August Gaber’s wood engraving, “Victorious Death”, 1848, after Alfred Rethel

 


August Gaber (1823 –1891)

“Victorious Death” (aka “Sechstes Blatt”; “Sixth Sheet: Death on Horseback Leaving the City as a Hero”), 1848, the sixth and final plate from the series, “Auch ein Todtentanz” (aka “This, too, is a Dance of Death”), showing scenes depicting the dance of death in the context of the German Revolutions of 1848-49, after drawings by Alfred Rethel (1816–1859) and following the intermediary design by Hugo Leopold Friedrich Heinrich Bürkner (aka Hugo Leopold Friedrich Heinrich Bürckner) (1818–1897), with verses by Robert Reinick (1805–1852), published in Leipzig by Georg Wigand (1818–1858).

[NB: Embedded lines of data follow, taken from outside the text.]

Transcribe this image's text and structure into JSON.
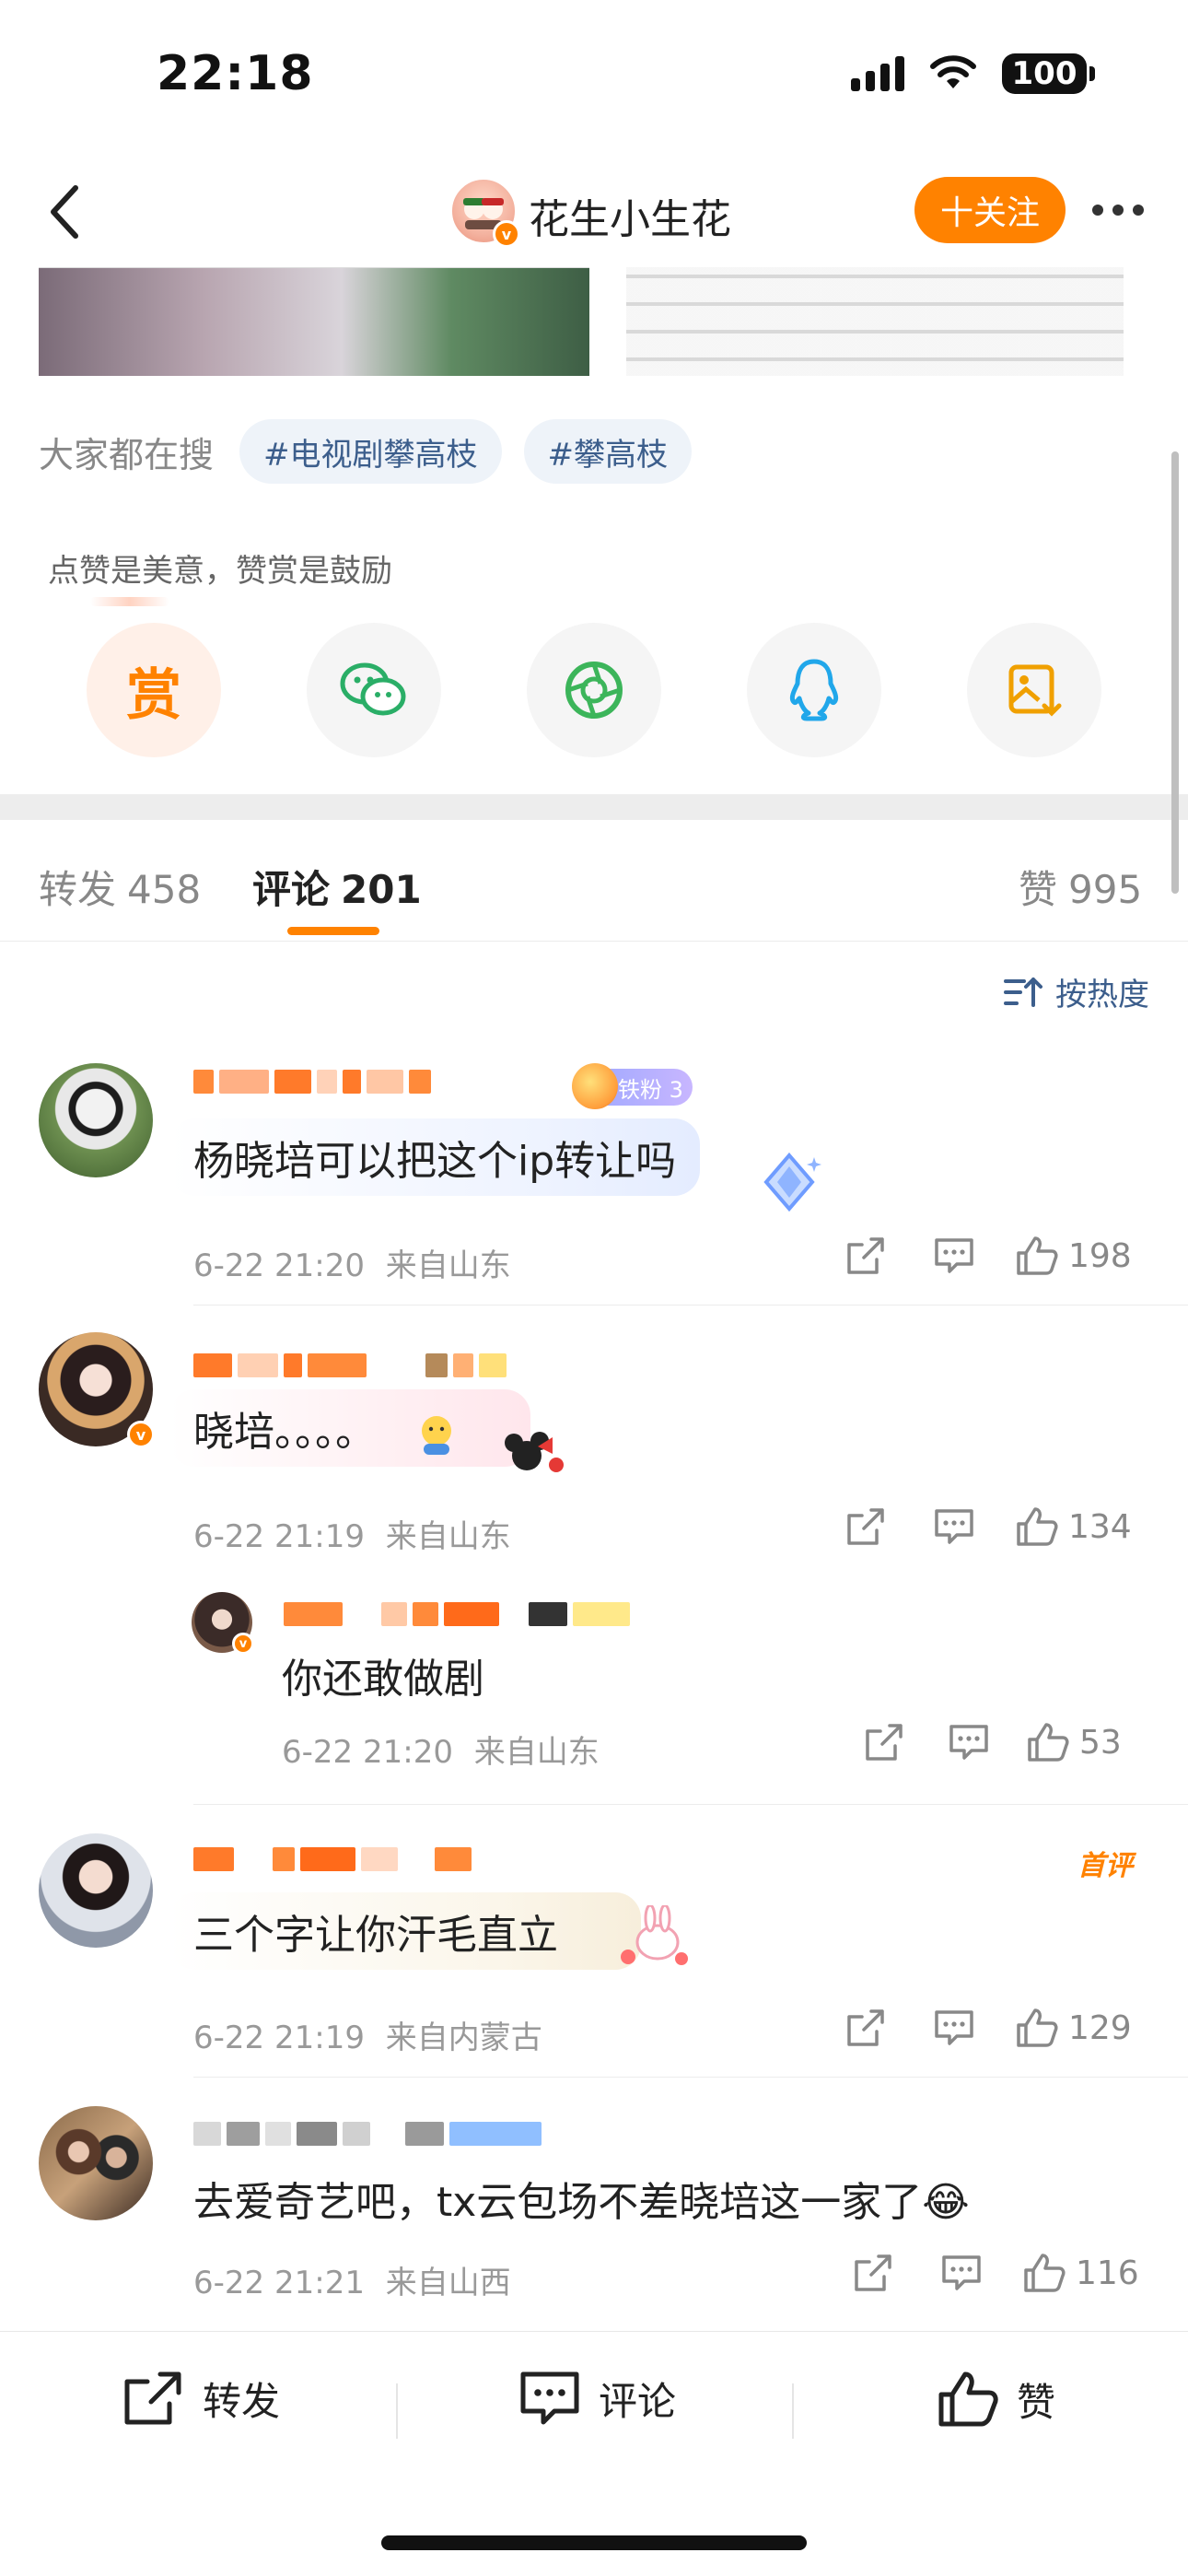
{
  "status_bar": {
    "time": "22:18",
    "battery": "100"
  },
  "nav": {
    "title": "花生小生花",
    "follow_label": "十关注"
  },
  "search": {
    "label": "大家都在搜",
    "tags": [
      "#电视剧攀高枝",
      "#攀高枝"
    ]
  },
  "reward": {
    "hint": "点赞是美意，赞赏是鼓励",
    "button_label": "赏"
  },
  "share_targets": [
    "reward-icon",
    "wechat-icon",
    "moments-icon",
    "qq-icon",
    "save-image-icon"
  ],
  "tabs": [
    {
      "label": "转发",
      "count": "458"
    },
    {
      "label": "评论",
      "count": "201"
    },
    {
      "label": "赞",
      "count": "995"
    }
  ],
  "sort_label": "按热度",
  "comments": [
    {
      "text": "杨晓培可以把这个ip转让吗",
      "time": "6-22 21:20",
      "location": "来自山东",
      "likes": "198",
      "fan_badge": "铁粉 3"
    },
    {
      "text": "晓培。。。。",
      "time": "6-22 21:19",
      "location": "来自山东",
      "likes": "134",
      "reply": {
        "text": "你还敢做剧",
        "time": "6-22 21:20",
        "location": "来自山东",
        "likes": "53"
      }
    },
    {
      "text": "三个字让你汗毛直立",
      "time": "6-22 21:19",
      "location": "来自内蒙古",
      "likes": "129",
      "badge": "首评"
    },
    {
      "text": "去爱奇艺吧，tx云包场不差晓培这一家了😂",
      "time": "6-22 21:21",
      "location": "来自山西",
      "likes": "116"
    }
  ],
  "bottom_bar": {
    "repost": "转发",
    "comment": "评论",
    "like": "赞"
  },
  "colors": {
    "accent": "#ff8200",
    "link": "#3c5e8c",
    "meta": "#999999"
  }
}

Wood engraving printed in black with a buff tonal plate on wove paper, backed with a support sheet.

Size: (support sheet) 67.8 x 51.8 cm; (sheet) 51.8 x 38.2 cm; (image borderline) 45.6 x 37 cm.

Lettered above the image borderline: “Sechstes Blatt.”

Lettered within the image borderline: (lower right) “GABER SC.”

Lettered below the image borderline in nine columns of two lines: “Der sie geführt — es war der God! ... Der Held der rothen Republik.”

Adriani 99 (Gert Adriani 1956, “Alfred Rethel: Auch ein Totentanz: Todesdarstellungen von 1828 bis 1852”, Düsseldorf, p. 29, cat.no. 99).

The Rijksmuseum offers the following description of this print from the People's Edition of Augustus: (transl.) “Allegory of the Revolution in the German Lands of 1848: ‘Ein Totentanz aus dem Jahre 1848’" (http://hdl.handle.net/10934/RM0001.COLLECT.48255).

See also the description of the folio of engravings offered by the British Museum: https://www.britishmuseum.org/collection/object/P_1977-U-11-1-6.

Condition: a strong and well-printed impression laid upon an archival support sheet of millennium quality washi paper providing wide margins. There is a restored/supported tear in the upper margin along with handling marks, otherwise the sheet is in a very good condition with no significant stains or foxing.

I am selling this large engraving which is the final plate in a macabre series of prints presenting a nineteenth century twist to the famous “Dance of Death” allegory—here the skeletal personification of Death crowned with laurel leaves and holding a blank flag rides a horse that has lurched forward to lick the blood from a fallen insurgent during the German revolution of 1848/9—for the total cost of AU$224 (currently US$149.89/EUR150.19/GBP131.46 at the time of this listing) including postage and handling to anywhere in the world, but not (of course) any import duties/taxes imposed by some countries.